10. Wholegrain or Multigrain Bread
Be very selective when you buy your bread. Sometimes, the brown bread they sell is nothing more than the regular white bread dyed brown! So, next time, while you’re out for grocery shopping, do check its content. Normally, the wholegrain flour is mentioned first in the ingredient list of a genuine quality brown bread. And, it shouldn’t be something like “enriched wheat flour” or “high protein wheat flour.” You’re opting for wholegrain bread, not some fancy refined word for it. So, pay only what you think you’re paying for.
11. Flavoured Milk
Ah! The flavoured milk! Who doesn’t like them? They’re delicious and must be super healthy, too, right? Well, aren’t they wholesome milk?
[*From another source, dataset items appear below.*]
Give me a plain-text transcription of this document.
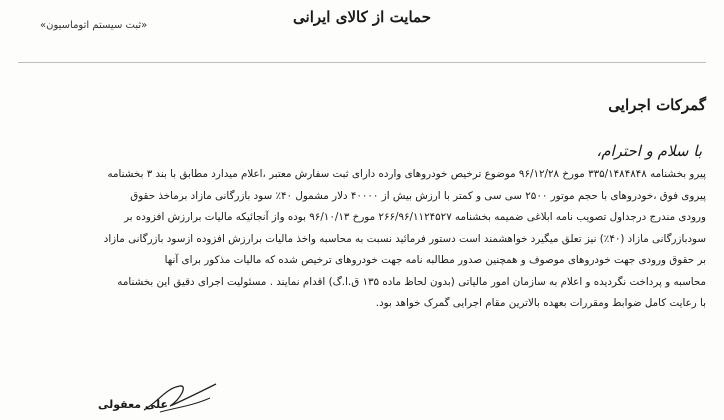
حمایت از کالای ایرانی
«ثبت سیستم اتوماسیون»
گمرکات اجرایی
با سلام و احترام،

پیرو بخشنامه ۳۳۵/۱۴۸۴۸۴۸ مورخ ۹۶/۱۲/۲۸ موضوع ترخیص خودروهای وارده دارای ثبت سفارش معتبر ،اعلام میدارد مطابق با بند ۳ بخشنامه

پیروی فوق ،خودروهای با حجم موتور ۲۵۰۰ سی سی و کمتر با ارزش بیش از ۴۰۰۰۰ دلار مشمول ۴۰٪ سود بازرگانی مازاد برماخذ حقوق

ورودی مندرج درجداول تصویب نامه ابلاغی ضمیمه بخشنامه ۲۶۶/۹۶/۱۱۲۴۵۲۷ مورخ ۹۶/۱۰/۱۳ بوده واز آنجائیکه مالیات برارزش افزوده بر

سودبازرگانی مازاد (۴۰٪) نیز تعلق میگیرد خواهشمند است دستور فرمائید نسبت به محاسبه واخذ مالیات برارزش افزوده ازسود بازرگانی مازاد

بر حقوق ورودی جهت خودروهای موصوف و همچنین صدور مطالبه نامه جهت خودروهای ترخیص شده که مالیات مذکور برای آنها

محاسبه و پرداخت نگردیده و اعلام به سازمان امور مالیاتی (بدون لحاظ ماده ۱۳۵ ق.ا.گ) اقدام نمایند . مسئولیت اجرای دقیق این بخشنامه

با رعایت کامل ضوابط ومقررات بعهده بالاترین مقام اجرایی گمرک خواهد بود.

علی معقولی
Well, true, but you’re also letting in lots of sugar. The WHO (World Health Organization) recommends no more than 6 teaspoons of sugar in a day and if your flavoured milk-can is alone giving you that much (many do) or more, think about the extra sugar that’s going to come from other foods you’ll consume in a day. There’s going to be an inevitable overshoot in your sugar levels.
12. Packs of Nuts
Now nuts have nothing wrong with them, per se, it’s just that the flavour coatings ruin their game. Many are coated with plenty of salt and sugar, more than you’d want in your diet. Nuts, however, should be a part of your diet as they’re rich in nutrients and protein. So, instead of buying a nut-pack, eat your own raw, unprocessed nuts and sprinkle a bit of salt, if you like. That’s a step towards a healthy living.
Granola is considered a healthy breakfast. But be very discerning when you choose the brand. Some are not very rich in fiber and can raise the number of carbs, calories, and sugar in your diet. Stick to the brand which has little sugar and contains healthy nuts.
When you see a smoothie pack at a store, trust us, you’re looking at a giant box of calories and sugars. And, in reality, they contain very little of real fruit. It’s a much healthier option to make smoothies at home. That way you can control the ingredients and the amount of sugar that can slip into your diet. But avoid using fruit juice for forming the liquid base, as this will prevent the huge sugar rush. Coconut water or just plain water would do fine.
15. Prepared Salads
If you think you’re choosing to be healthy when you order a salad instead of pizza at a restaurant, think again. Most salads come drenched in dressings which suppress the health quotient by big leaps. Sometimes you’re not having any fewer calories than a cheeseburger. It depends a lot on the dressing actually. So, be mindful of your toppings and dresses and stick to the ones which contain less saturated fats. Pile on the nutritional value by adding protein through beans, salmons etc.
Surprised, are you? Well, some or all of these 15 might be part of your diet. So, are you ready to put them behind and lead a real healthy life?